9 mai 1998, Stadium de Brive. Le Stade Toulousain, quadruple tenant du titre, affronte le Stade Français en demi-finale. L’équipe parisienne, promue cette saison-là, en ayant gravi trois divisions de suite et montée de toutes pièces par son patron Max Guazzini, s’avance pour défier la domination sans partage des « rouge et noir » sur le rugby français. Avec à sa tête un entraîneur nommé Bernard Laporte, elle balaye et assomme le champion (39-3). Cette équipe fait de même face à Perpignan pour décrocher le Bouclier de Brennus. C’est le début de la rivalité qui va faire saliver le rugby français. L’année suivante, Guy Novès prend sa revanche au Stadium de Toulouse, dans un quart de finale où les Parisiens n’auront jamais existé (51-19). Et Toulouse retrouve sa couronne.
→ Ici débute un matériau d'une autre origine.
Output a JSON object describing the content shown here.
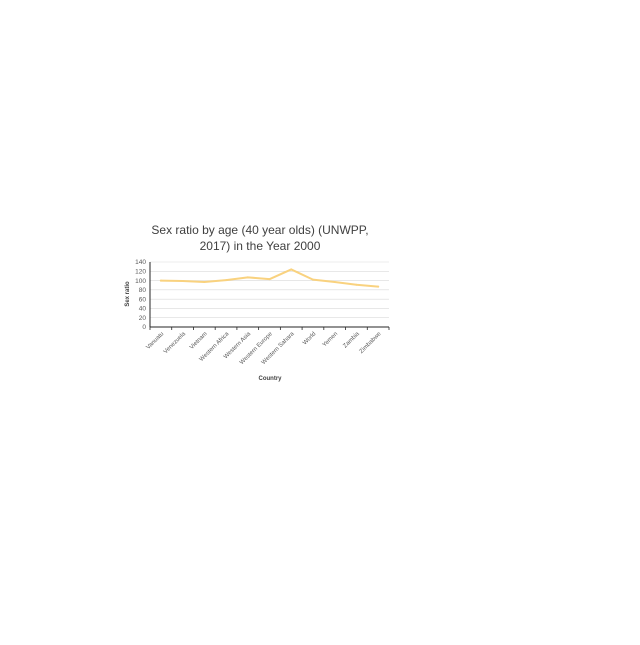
{
  "chart_data": {
    "type": "line",
    "title_lines": [
      "Sex ratio by age (40 year olds) (UNWPP,",
      "2017) in the Year 2000"
    ],
    "xlabel": "Country",
    "ylabel": "Sex ratio",
    "categories": [
      "Vanuatu",
      "Venezuela",
      "Vietnam",
      "Western Africa",
      "Western Asia",
      "Western Europe",
      "Western Sahara",
      "World",
      "Yemen",
      "Zambia",
      "Zimbabwe"
    ],
    "series": [
      {
        "values": [
          100,
          99,
          97,
          101,
          107,
          103,
          124,
          102,
          97,
          91,
          87
        ],
        "color": "#f9d27f"
      }
    ],
    "ylim": [
      0,
      140
    ],
    "yticks": [
      0,
      20,
      40,
      60,
      80,
      100,
      120,
      140
    ],
    "grid": true,
    "legend": "none"
  }
}
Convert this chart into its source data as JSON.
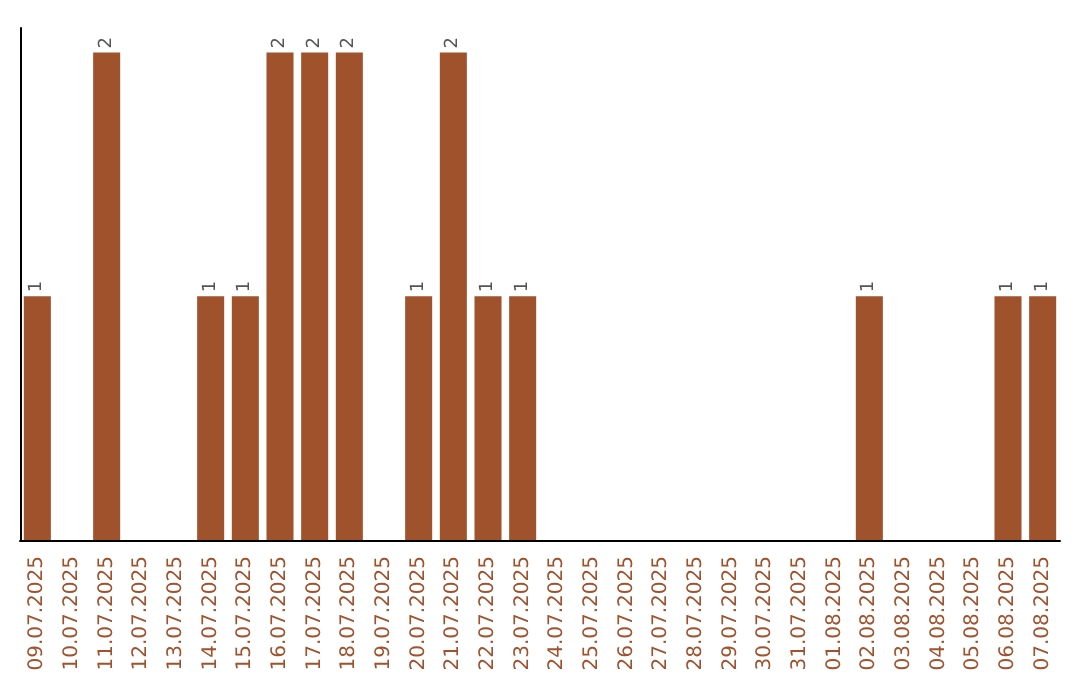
{
  "chart_data": {
    "type": "bar",
    "categories": [
      "09.07.2025",
      "10.07.2025",
      "11.07.2025",
      "12.07.2025",
      "13.07.2025",
      "14.07.2025",
      "15.07.2025",
      "16.07.2025",
      "17.07.2025",
      "18.07.2025",
      "19.07.2025",
      "20.07.2025",
      "21.07.2025",
      "22.07.2025",
      "23.07.2025",
      "24.07.2025",
      "25.07.2025",
      "26.07.2025",
      "27.07.2025",
      "28.07.2025",
      "29.07.2025",
      "30.07.2025",
      "31.07.2025",
      "01.08.2025",
      "02.08.2025",
      "03.08.2025",
      "04.08.2025",
      "05.08.2025",
      "06.08.2025",
      "07.08.2025"
    ],
    "values": [
      1,
      0,
      2,
      0,
      0,
      1,
      1,
      2,
      2,
      2,
      0,
      1,
      2,
      1,
      1,
      0,
      0,
      0,
      0,
      0,
      0,
      0,
      0,
      0,
      1,
      0,
      0,
      0,
      1,
      1
    ],
    "value_labels": [
      "1",
      null,
      "2",
      null,
      null,
      "1",
      "1",
      "2",
      "2",
      "2",
      null,
      "1",
      "2",
      "1",
      "1",
      null,
      null,
      null,
      null,
      null,
      null,
      null,
      null,
      null,
      "1",
      null,
      null,
      null,
      "1",
      "1"
    ],
    "color": "#a0522d",
    "grid": false,
    "tick_labels": "x"
  }
}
Un partout, le duel domestique s’arrête là puisque Laporte est nommé sélectionneur du XV de France, dans la foulée de la Coupe du monde 1999. La bataille entre Paris et Toulouse, qui dure ensuite plus de dix ans, se fera sans lui, même si certains lui prêtent le fait d’avoir guidé les Parisiens lors de l’éviction de l’entraîneur Georges Coste au printemps 2000. L’opposition Novès-Laporte va donc changer de décors.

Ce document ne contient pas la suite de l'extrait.